Promising Candidates and Clinical Progress
Despite the complex biological challenges, a number of innovative vaccine candidates are advancing through the clinical trial process, offering renewed hope. These candidates employ various scientific strategies, including subunit, live-attenuated, and messenger RNA (mRNA) technologies. The clinical trial process is divided into three main phases: Phase 1 tests safety in a small group, Phase 2 tests efficacy and optimal dosing, and Phase 3 confirms efficacy and monitors side effects in thousands of participants.
One of the most closely watched candidates is Moderna’s mRNA-1608, a prophylactic vaccine currently in Phase 1 trials. This vaccine uses a trivalent approach, targeting three different glycoproteins—gC, gD, and gE—on the surface of the HSV-2 virus. It aims to induce both a strong antibody and a cellular T-cell response. The Phase 1 trial is expected to be completed in mid-2025, which will determine its safety and the strength of the immune response before it can progress to larger trials.

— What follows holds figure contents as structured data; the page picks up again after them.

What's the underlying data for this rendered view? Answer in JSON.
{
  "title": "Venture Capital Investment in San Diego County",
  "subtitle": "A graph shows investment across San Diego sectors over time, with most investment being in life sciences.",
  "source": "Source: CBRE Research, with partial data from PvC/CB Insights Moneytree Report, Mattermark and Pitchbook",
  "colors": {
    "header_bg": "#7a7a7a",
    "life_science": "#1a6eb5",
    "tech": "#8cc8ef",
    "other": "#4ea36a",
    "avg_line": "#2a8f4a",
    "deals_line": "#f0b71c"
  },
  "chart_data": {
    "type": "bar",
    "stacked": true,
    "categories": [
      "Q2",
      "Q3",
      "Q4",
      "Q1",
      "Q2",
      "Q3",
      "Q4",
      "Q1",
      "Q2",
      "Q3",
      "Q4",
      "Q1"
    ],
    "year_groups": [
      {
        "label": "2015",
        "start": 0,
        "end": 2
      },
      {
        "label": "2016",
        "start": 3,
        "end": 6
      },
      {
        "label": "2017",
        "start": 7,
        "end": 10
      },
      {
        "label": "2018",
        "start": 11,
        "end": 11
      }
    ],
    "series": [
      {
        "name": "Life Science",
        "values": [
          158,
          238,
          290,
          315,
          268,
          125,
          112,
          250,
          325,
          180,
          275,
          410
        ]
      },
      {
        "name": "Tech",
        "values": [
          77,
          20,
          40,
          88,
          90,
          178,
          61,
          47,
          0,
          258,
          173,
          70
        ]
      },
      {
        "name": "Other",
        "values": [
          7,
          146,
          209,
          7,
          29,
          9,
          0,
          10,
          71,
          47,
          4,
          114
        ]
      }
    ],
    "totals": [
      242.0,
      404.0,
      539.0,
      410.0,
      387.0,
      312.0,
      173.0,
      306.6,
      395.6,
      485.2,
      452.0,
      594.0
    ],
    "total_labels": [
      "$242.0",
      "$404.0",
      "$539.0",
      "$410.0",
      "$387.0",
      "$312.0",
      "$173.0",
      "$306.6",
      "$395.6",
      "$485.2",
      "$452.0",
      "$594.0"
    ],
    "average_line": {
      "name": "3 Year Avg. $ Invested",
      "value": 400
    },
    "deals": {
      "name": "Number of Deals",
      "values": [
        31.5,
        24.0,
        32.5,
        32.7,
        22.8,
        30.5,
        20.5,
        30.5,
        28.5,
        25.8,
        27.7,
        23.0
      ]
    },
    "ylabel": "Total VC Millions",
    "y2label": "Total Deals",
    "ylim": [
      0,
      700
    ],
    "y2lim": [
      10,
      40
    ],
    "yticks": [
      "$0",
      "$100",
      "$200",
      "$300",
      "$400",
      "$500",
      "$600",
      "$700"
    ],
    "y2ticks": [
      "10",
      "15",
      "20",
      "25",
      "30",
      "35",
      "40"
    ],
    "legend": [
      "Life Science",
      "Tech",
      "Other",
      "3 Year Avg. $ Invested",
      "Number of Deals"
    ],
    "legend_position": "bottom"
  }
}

Other efforts focus on entirely new scientific mechanisms, such as the gene therapy research being conducted at the Fred Hutch Cancer Center. This preclinical approach aims to achieve a functional cure by using a gene-editing tool to directly target and eliminate the latent viral DNA buried within the nerve cells. While this is a promising strategy, it has not yet entered human clinical trials and would need to clear the rigorous regulatory process before becoming available. The recent failure of the therapeutic candidate from GSK underscores the high-risk nature of this research, but the diversity of approaches in the pipeline suggests researchers are continuing to explore every avenue to solve this challenging public health problem.